The approval percentage for small business loan applications at banks with more than $10 billion in assets rebounded from 11.5% in May to 13.5% in June, according to Biz2Credit Small Business Lending Index.
The June figure is still far below the record high rate in February 2020 before the coronavirus pandemic became widespread. The figures do not reflect approval of Payroll Protection Program (PPP) loans, which are made by the government rather than by the banks themselves.
“Big banks, small banks and all other categories of lenders saw their approval percentages rise in June,” Rohit Arora, CEO of Biz2Credit, said. “In the Northeast, the economy is beginning to reopen, and there are hopeful signs. However, we will have to see how the spread of the pandemic impacts the South and West of the country. The coronavirus has made things tough for small businesses everywhere.
“The more than 2% jump was a solid performance for big bank lending. The Jobs Report on July 2 reported that unemployment dropped in June. This is a good sign, but economic fluctuations continue as we begin the second half of 2020.”
The approval rate at small banks climbed to 18.4% in June, up from 16.9% in May. In February 2020, small business loan approvals were at 50.3%.

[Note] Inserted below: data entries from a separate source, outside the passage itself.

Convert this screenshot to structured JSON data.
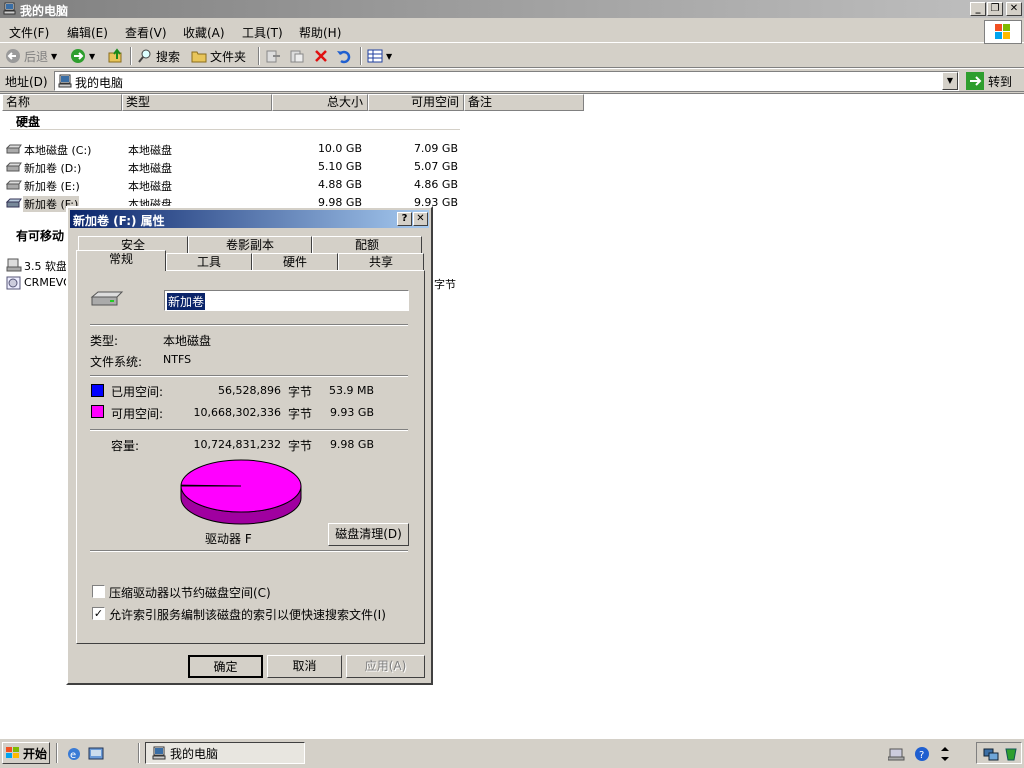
{
  "window": {
    "title": "我的电脑"
  },
  "menu": [
    "文件(F)",
    "编辑(E)",
    "查看(V)",
    "收藏(A)",
    "工具(T)",
    "帮助(H)"
  ],
  "toolbar": {
    "back": "后退",
    "search": "搜索",
    "folders": "文件夹"
  },
  "address": {
    "label": "地址(D)",
    "value": "我的电脑",
    "go": "转到"
  },
  "columns": [
    "名称",
    "类型",
    "总大小",
    "可用空间",
    "备注"
  ],
  "groups": {
    "hdd": "硬盘",
    "removable": "有可移动"
  },
  "drives": [
    {
      "name": "本地磁盘 (C:)",
      "type": "本地磁盘",
      "total": "10.0 GB",
      "free": "7.09 GB"
    },
    {
      "name": "新加卷 (D:)",
      "type": "本地磁盘",
      "total": "5.10 GB",
      "free": "5.07 GB"
    },
    {
      "name": "新加卷 (E:)",
      "type": "本地磁盘",
      "total": "4.88 GB",
      "free": "4.86 GB"
    },
    {
      "name": "新加卷 (F:)",
      "type": "本地磁盘",
      "total": "9.98 GB",
      "free": "9.93 GB"
    }
  ],
  "removable": [
    {
      "name": "3.5 软盘"
    },
    {
      "name": "CRMEVOL",
      "tail": "字节"
    }
  ],
  "dialog": {
    "title": "新加卷 (F:) 属性",
    "tabs_back": [
      "安全",
      "卷影副本",
      "配额"
    ],
    "tabs_front": [
      "常规",
      "工具",
      "硬件",
      "共享"
    ],
    "volume_name": "新加卷",
    "type_label": "类型:",
    "type_value": "本地磁盘",
    "fs_label": "文件系统:",
    "fs_value": "NTFS",
    "used_label": "已用空间:",
    "used_bytes": "56,528,896",
    "used_size": "53.9 MB",
    "free_label": "可用空间:",
    "free_bytes": "10,668,302,336",
    "free_size": "9.93 GB",
    "cap_label": "容量:",
    "cap_bytes": "10,724,831,232",
    "cap_size": "9.98 GB",
    "bytes_unit": "字节",
    "drive_label": "驱动器 F",
    "cleanup": "磁盘清理(D)",
    "compress": "压缩驱动器以节约磁盘空间(C)",
    "index": "允许索引服务编制该磁盘的索引以便快速搜索文件(I)",
    "ok": "确定",
    "cancel": "取消",
    "apply": "应用(A)",
    "used_fraction": 0.0053,
    "colors": {
      "used": "#0000ff",
      "free": "#ff00ff"
    }
  },
  "taskbar": {
    "start": "开始",
    "task": "我的电脑"
  }
}
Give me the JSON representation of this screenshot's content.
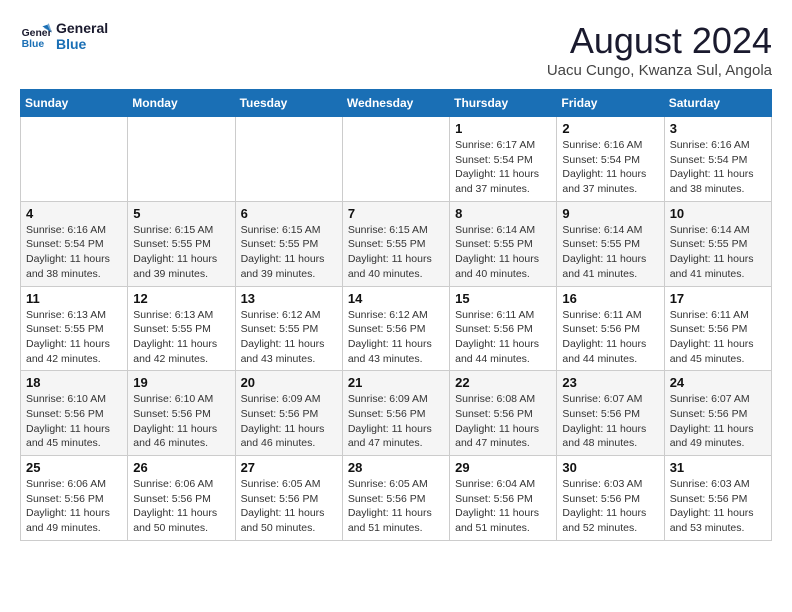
{
  "logo": {
    "line1": "General",
    "line2": "Blue"
  },
  "title": "August 2024",
  "location": "Uacu Cungo, Kwanza Sul, Angola",
  "weekdays": [
    "Sunday",
    "Monday",
    "Tuesday",
    "Wednesday",
    "Thursday",
    "Friday",
    "Saturday"
  ],
  "weeks": [
    [
      {
        "day": "",
        "info": ""
      },
      {
        "day": "",
        "info": ""
      },
      {
        "day": "",
        "info": ""
      },
      {
        "day": "",
        "info": ""
      },
      {
        "day": "1",
        "info": "Sunrise: 6:17 AM\nSunset: 5:54 PM\nDaylight: 11 hours\nand 37 minutes."
      },
      {
        "day": "2",
        "info": "Sunrise: 6:16 AM\nSunset: 5:54 PM\nDaylight: 11 hours\nand 37 minutes."
      },
      {
        "day": "3",
        "info": "Sunrise: 6:16 AM\nSunset: 5:54 PM\nDaylight: 11 hours\nand 38 minutes."
      }
    ],
    [
      {
        "day": "4",
        "info": "Sunrise: 6:16 AM\nSunset: 5:54 PM\nDaylight: 11 hours\nand 38 minutes."
      },
      {
        "day": "5",
        "info": "Sunrise: 6:15 AM\nSunset: 5:55 PM\nDaylight: 11 hours\nand 39 minutes."
      },
      {
        "day": "6",
        "info": "Sunrise: 6:15 AM\nSunset: 5:55 PM\nDaylight: 11 hours\nand 39 minutes."
      },
      {
        "day": "7",
        "info": "Sunrise: 6:15 AM\nSunset: 5:55 PM\nDaylight: 11 hours\nand 40 minutes."
      },
      {
        "day": "8",
        "info": "Sunrise: 6:14 AM\nSunset: 5:55 PM\nDaylight: 11 hours\nand 40 minutes."
      },
      {
        "day": "9",
        "info": "Sunrise: 6:14 AM\nSunset: 5:55 PM\nDaylight: 11 hours\nand 41 minutes."
      },
      {
        "day": "10",
        "info": "Sunrise: 6:14 AM\nSunset: 5:55 PM\nDaylight: 11 hours\nand 41 minutes."
      }
    ],
    [
      {
        "day": "11",
        "info": "Sunrise: 6:13 AM\nSunset: 5:55 PM\nDaylight: 11 hours\nand 42 minutes."
      },
      {
        "day": "12",
        "info": "Sunrise: 6:13 AM\nSunset: 5:55 PM\nDaylight: 11 hours\nand 42 minutes."
      },
      {
        "day": "13",
        "info": "Sunrise: 6:12 AM\nSunset: 5:55 PM\nDaylight: 11 hours\nand 43 minutes."
      },
      {
        "day": "14",
        "info": "Sunrise: 6:12 AM\nSunset: 5:56 PM\nDaylight: 11 hours\nand 43 minutes."
      },
      {
        "day": "15",
        "info": "Sunrise: 6:11 AM\nSunset: 5:56 PM\nDaylight: 11 hours\nand 44 minutes."
      },
      {
        "day": "16",
        "info": "Sunrise: 6:11 AM\nSunset: 5:56 PM\nDaylight: 11 hours\nand 44 minutes."
      },
      {
        "day": "17",
        "info": "Sunrise: 6:11 AM\nSunset: 5:56 PM\nDaylight: 11 hours\nand 45 minutes."
      }
    ],
    [
      {
        "day": "18",
        "info": "Sunrise: 6:10 AM\nSunset: 5:56 PM\nDaylight: 11 hours\nand 45 minutes."
      },
      {
        "day": "19",
        "info": "Sunrise: 6:10 AM\nSunset: 5:56 PM\nDaylight: 11 hours\nand 46 minutes."
      },
      {
        "day": "20",
        "info": "Sunrise: 6:09 AM\nSunset: 5:56 PM\nDaylight: 11 hours\nand 46 minutes."
      },
      {
        "day": "21",
        "info": "Sunrise: 6:09 AM\nSunset: 5:56 PM\nDaylight: 11 hours\nand 47 minutes."
      },
      {
        "day": "22",
        "info": "Sunrise: 6:08 AM\nSunset: 5:56 PM\nDaylight: 11 hours\nand 47 minutes."
      },
      {
        "day": "23",
        "info": "Sunrise: 6:07 AM\nSunset: 5:56 PM\nDaylight: 11 hours\nand 48 minutes."
      },
      {
        "day": "24",
        "info": "Sunrise: 6:07 AM\nSunset: 5:56 PM\nDaylight: 11 hours\nand 49 minutes."
      }
    ],
    [
      {
        "day": "25",
        "info": "Sunrise: 6:06 AM\nSunset: 5:56 PM\nDaylight: 11 hours\nand 49 minutes."
      },
      {
        "day": "26",
        "info": "Sunrise: 6:06 AM\nSunset: 5:56 PM\nDaylight: 11 hours\nand 50 minutes."
      },
      {
        "day": "27",
        "info": "Sunrise: 6:05 AM\nSunset: 5:56 PM\nDaylight: 11 hours\nand 50 minutes."
      },
      {
        "day": "28",
        "info": "Sunrise: 6:05 AM\nSunset: 5:56 PM\nDaylight: 11 hours\nand 51 minutes."
      },
      {
        "day": "29",
        "info": "Sunrise: 6:04 AM\nSunset: 5:56 PM\nDaylight: 11 hours\nand 51 minutes."
      },
      {
        "day": "30",
        "info": "Sunrise: 6:03 AM\nSunset: 5:56 PM\nDaylight: 11 hours\nand 52 minutes."
      },
      {
        "day": "31",
        "info": "Sunrise: 6:03 AM\nSunset: 5:56 PM\nDaylight: 11 hours\nand 53 minutes."
      }
    ]
  ]
}
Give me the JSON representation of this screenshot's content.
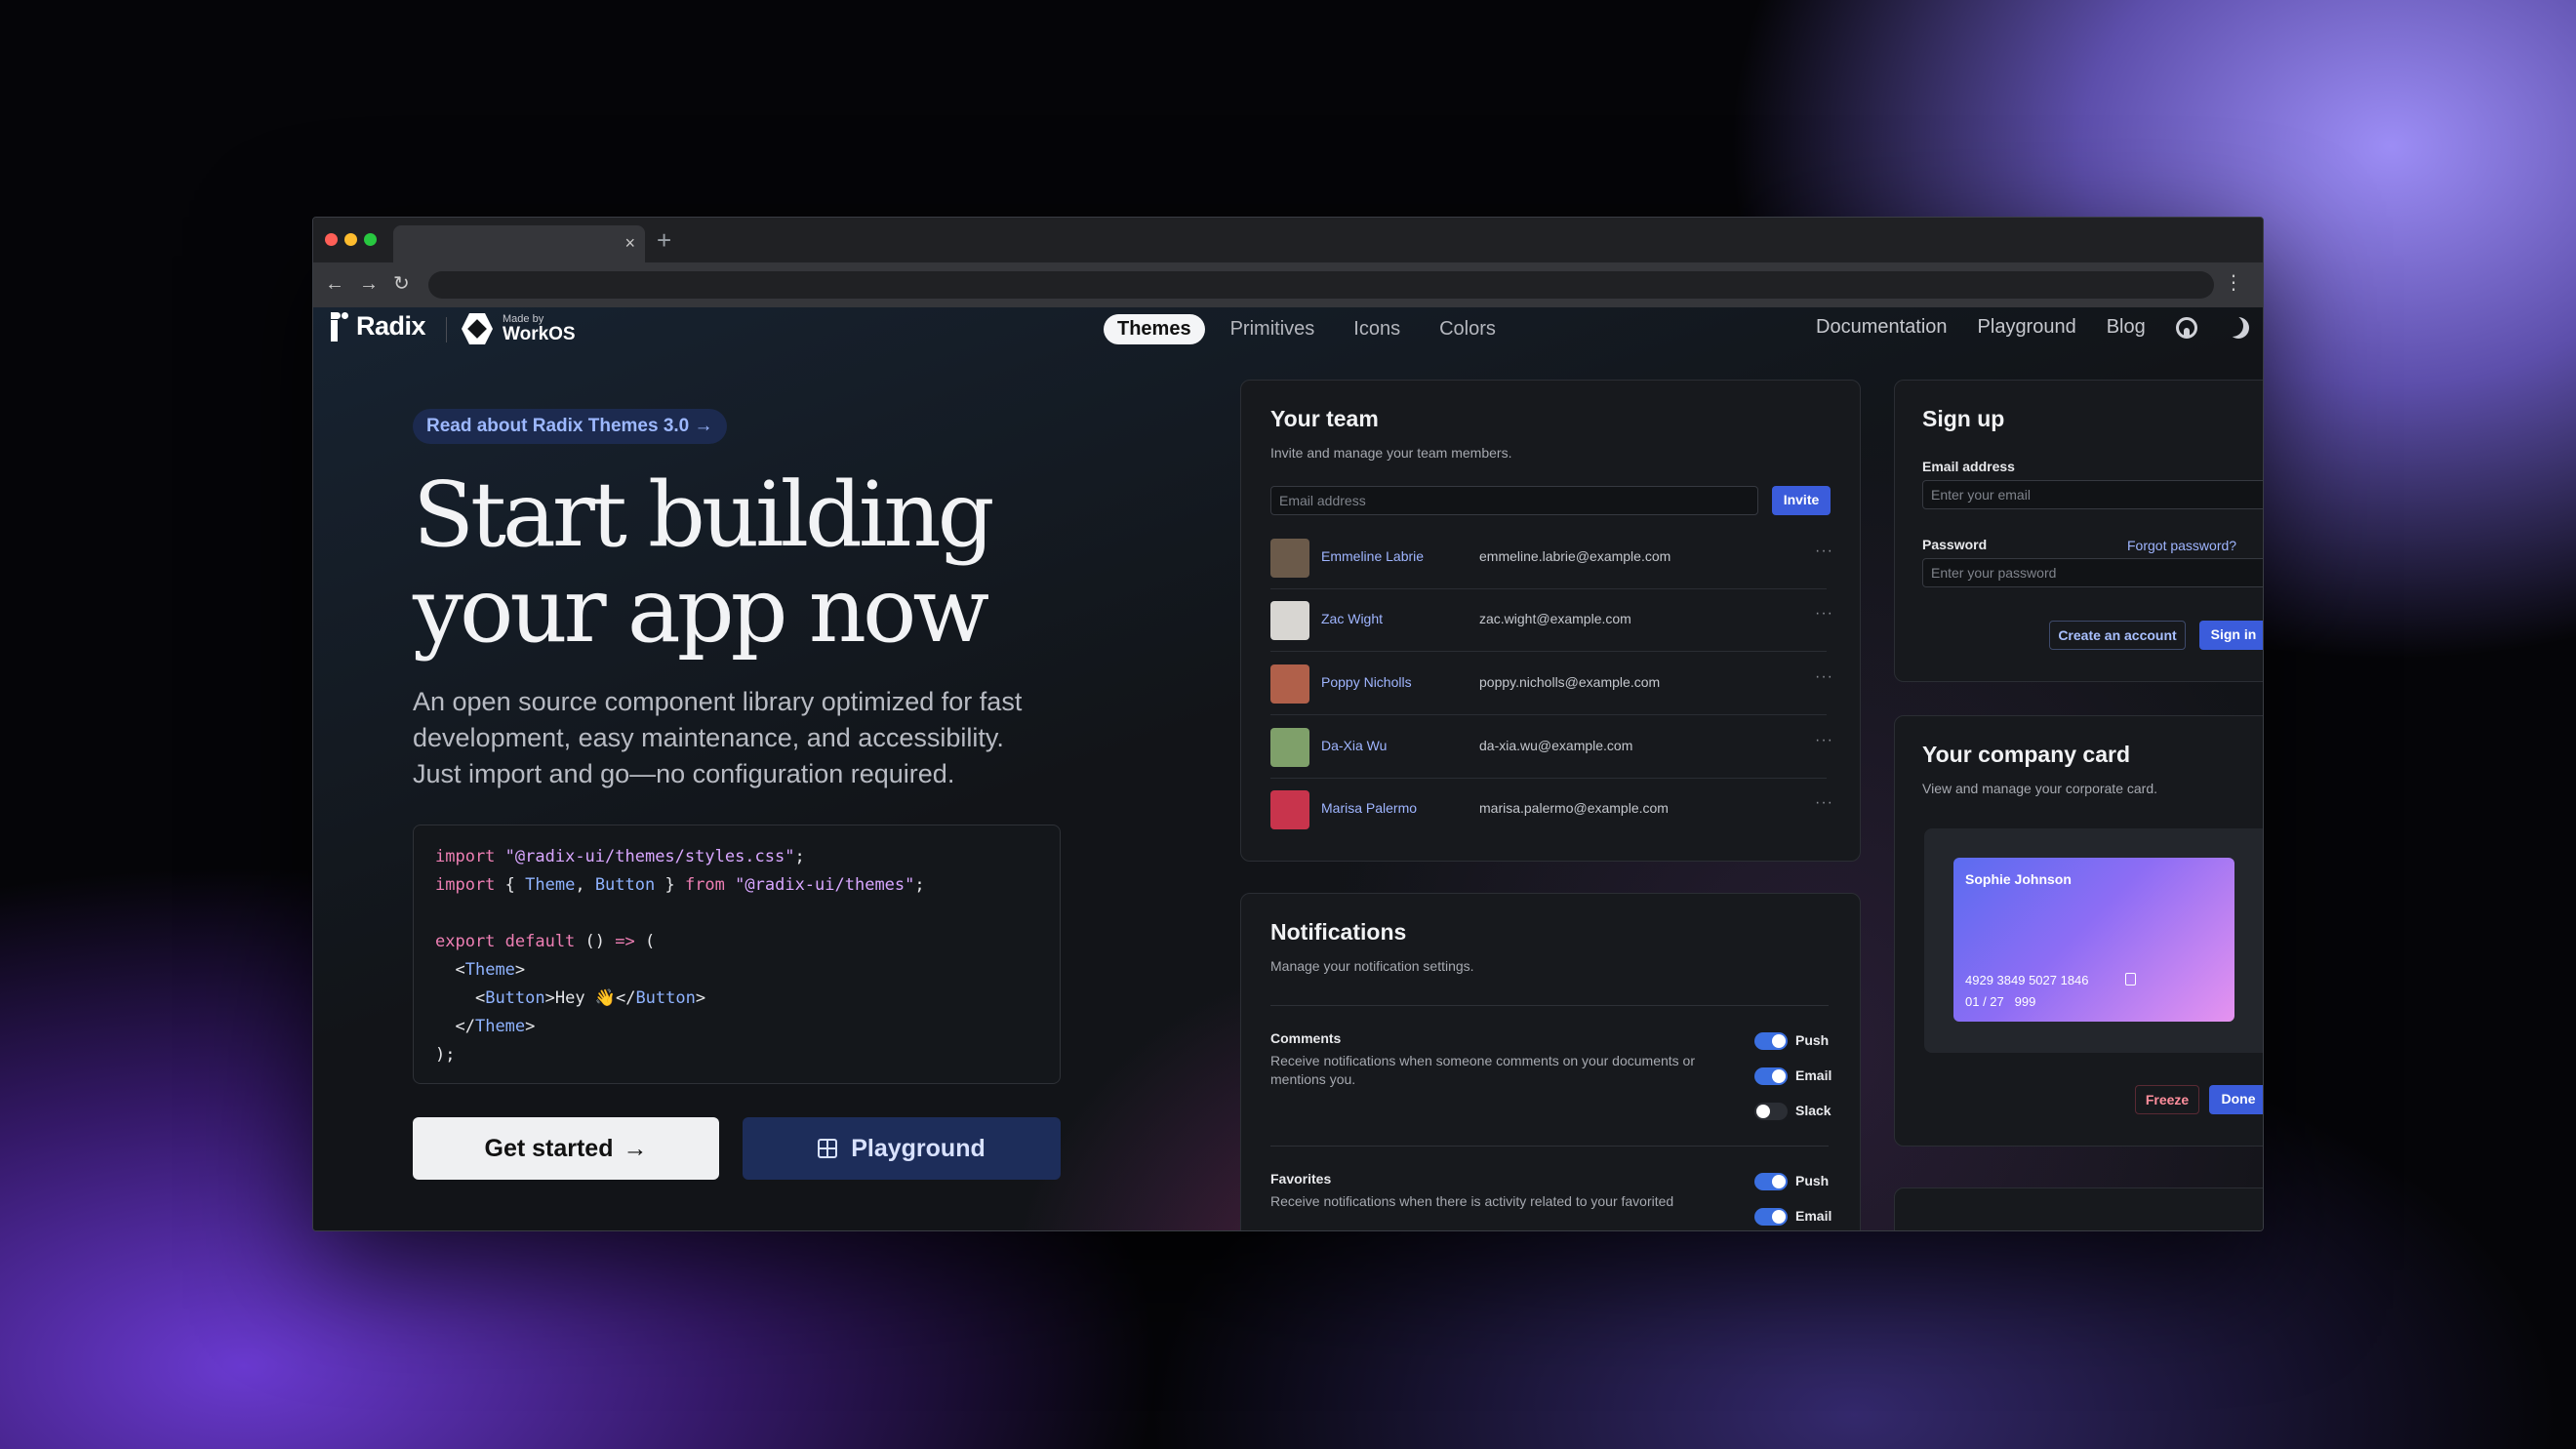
{
  "browser": {
    "tab_close": "×",
    "new_tab": "+",
    "back": "←",
    "forward": "→",
    "reload": "↻",
    "menu": "⋮"
  },
  "nav": {
    "brand": "Radix",
    "partner_small": "Made by",
    "partner_big": "WorkOS",
    "links": [
      "Themes",
      "Primitives",
      "Icons",
      "Colors"
    ],
    "right_links": [
      "Documentation",
      "Playground",
      "Blog"
    ]
  },
  "hero": {
    "announcement": "Read about Radix Themes 3.0 →",
    "title_line1": "Start building",
    "title_line2": "your app now",
    "subtitle": "An open source component library optimized for fast development, easy maintenance, and accessibility. Just import and go—no configuration required.",
    "code": {
      "l1_kw": "import",
      "l1_str": "\"@radix-ui/themes/styles.css\"",
      "l1_end": ";",
      "l2_kw": "import",
      "l2_mid": " { ",
      "l2_t1": "Theme",
      "l2_c": ", ",
      "l2_t2": "Button",
      "l2_close": " } ",
      "l2_from": "from",
      "l2_str": "\"@radix-ui/themes\"",
      "l2_end": ";",
      "l4_kw": "export default",
      "l4_rest": " () ",
      "l4_arrow": "=>",
      "l4_paren": " (",
      "l5_open": "<",
      "l5_tag": "Theme",
      "l5_close": ">",
      "l6_open": "<",
      "l6_tag": "Button",
      "l6_mid": ">Hey 👋</",
      "l6_tag2": "Button",
      "l6_close": ">",
      "l7_open": "</",
      "l7_tag": "Theme",
      "l7_close": ">",
      "l8": ");"
    },
    "get_started": "Get started",
    "playground": "Playground"
  },
  "team": {
    "title": "Your team",
    "subtitle": "Invite and manage your team members.",
    "email_placeholder": "Email address",
    "invite": "Invite",
    "members": [
      {
        "name": "Emmeline Labrie",
        "email": "emmeline.labrie@example.com",
        "color": "#6b5a4a"
      },
      {
        "name": "Zac Wight",
        "email": "zac.wight@example.com",
        "color": "#d8d6d2"
      },
      {
        "name": "Poppy Nicholls",
        "email": "poppy.nicholls@example.com",
        "color": "#b0604a"
      },
      {
        "name": "Da-Xia Wu",
        "email": "da-xia.wu@example.com",
        "color": "#7fa06a"
      },
      {
        "name": "Marisa Palermo",
        "email": "marisa.palermo@example.com",
        "color": "#c8344c"
      }
    ],
    "more": "···"
  },
  "notifications": {
    "title": "Notifications",
    "subtitle": "Manage your notification settings.",
    "comments_label": "Comments",
    "comments_desc": "Receive notifications when someone comments on your documents or mentions you.",
    "favorites_label": "Favorites",
    "favorites_desc": "Receive notifications when there is activity related to your favorited",
    "push": "Push",
    "email": "Email",
    "slack": "Slack"
  },
  "signup": {
    "title": "Sign up",
    "email_label": "Email address",
    "email_placeholder": "Enter your email",
    "password_label": "Password",
    "forgot": "Forgot password?",
    "password_placeholder": "Enter your password",
    "create": "Create an account",
    "signin": "Sign in"
  },
  "company_card": {
    "title": "Your company card",
    "subtitle": "View and manage your corporate card.",
    "holder": "Sophie Johnson",
    "number": "4929 3849 5027 1846",
    "expiry": "01 / 27",
    "cvc": "999",
    "freeze": "Freeze",
    "done": "Done"
  },
  "colors": {
    "accent": "#3b5cdb",
    "link": "#9fb5ff"
  }
}
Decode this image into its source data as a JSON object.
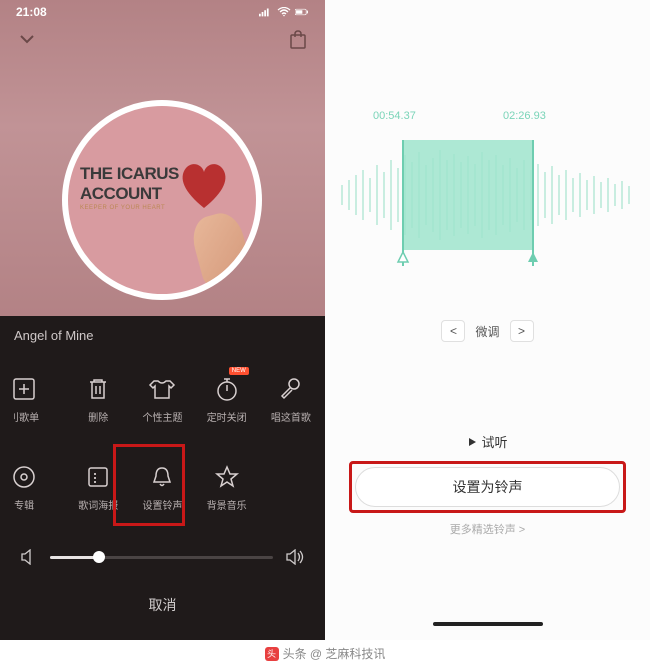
{
  "status": {
    "time": "21:08"
  },
  "album": {
    "title": "THE ICARUS ACCOUNT",
    "subtitle": "KEEPER OF YOUR HEART"
  },
  "song": {
    "title": "Angel of Mine"
  },
  "actions_row1": [
    {
      "key": "playlist",
      "label": "刂歌单"
    },
    {
      "key": "delete",
      "label": "删除"
    },
    {
      "key": "theme",
      "label": "个性主题"
    },
    {
      "key": "timer",
      "label": "定时关闭",
      "badge": "NEW"
    },
    {
      "key": "sing",
      "label": "唱这首歌"
    }
  ],
  "actions_row2": [
    {
      "key": "album",
      "label": "专辑"
    },
    {
      "key": "lyric",
      "label": "歌词海报"
    },
    {
      "key": "ringtone",
      "label": "设置铃声"
    },
    {
      "key": "bgm",
      "label": "背景音乐"
    }
  ],
  "cancel": "取消",
  "trim": {
    "start": "00:54.37",
    "end": "02:26.93",
    "fine_tune": "微调"
  },
  "preview_label": "试听",
  "set_ringtone": "设置为铃声",
  "more_ringtones": "更多精选铃声 >",
  "watermark": "头条 @ 芝麻科技讯"
}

“Although smaller banks are processing many PPP loan applications, at the same time they are still approving non-PPP requests,” Arora said. “Regional and community banks are playing a big part in the survival of small businesses.”
Through June 30, the PPP lending program has provided more than 4.9 million small businesses with more than $521 billion in potentially forgivable loans, according to a new report by the SBA on PPP loan approvals. The average loan size was $106,772, and 5,460 lenders participated in the program thus far. Congress passed legislation signed by President Trump that extended the filing deadline until Aug. 8, 2020.
Institutional lenders’ approval percentages increased to 21.6% in June, up from 21.4% in May.
“Institutional lenders, like the other categories of lenders, have seen their approval percentages increase steadily in May and June, after disastrous results reported in March and April,” Arora said. “As the economy slowly emerges from the coronavirus lockdown, I believe that institutional lenders will again play a vital role in small business lending.”
Loan approval rates among alternative lenders jumped up to 23.4% in June, an increase over May’s figure of 20.5%.
“Some companies, especially those that are strapped for cash, borrow from alternative lenders because they can get approved for the money quickly,” Arora said.
Credit unions approved 21.35% of loan requests in June, a slight increase from 21.2% in May.
Biz2Credit analyzed loan requests from companies in business for more than two years with credit scores above 680. The results are based on primary data submitted by more than 1,000 small business owners who applied for funding on Biz2Credit’s platform.
Founded in 2007, Biz2Credit has arranged more than $3 billion in small business financing.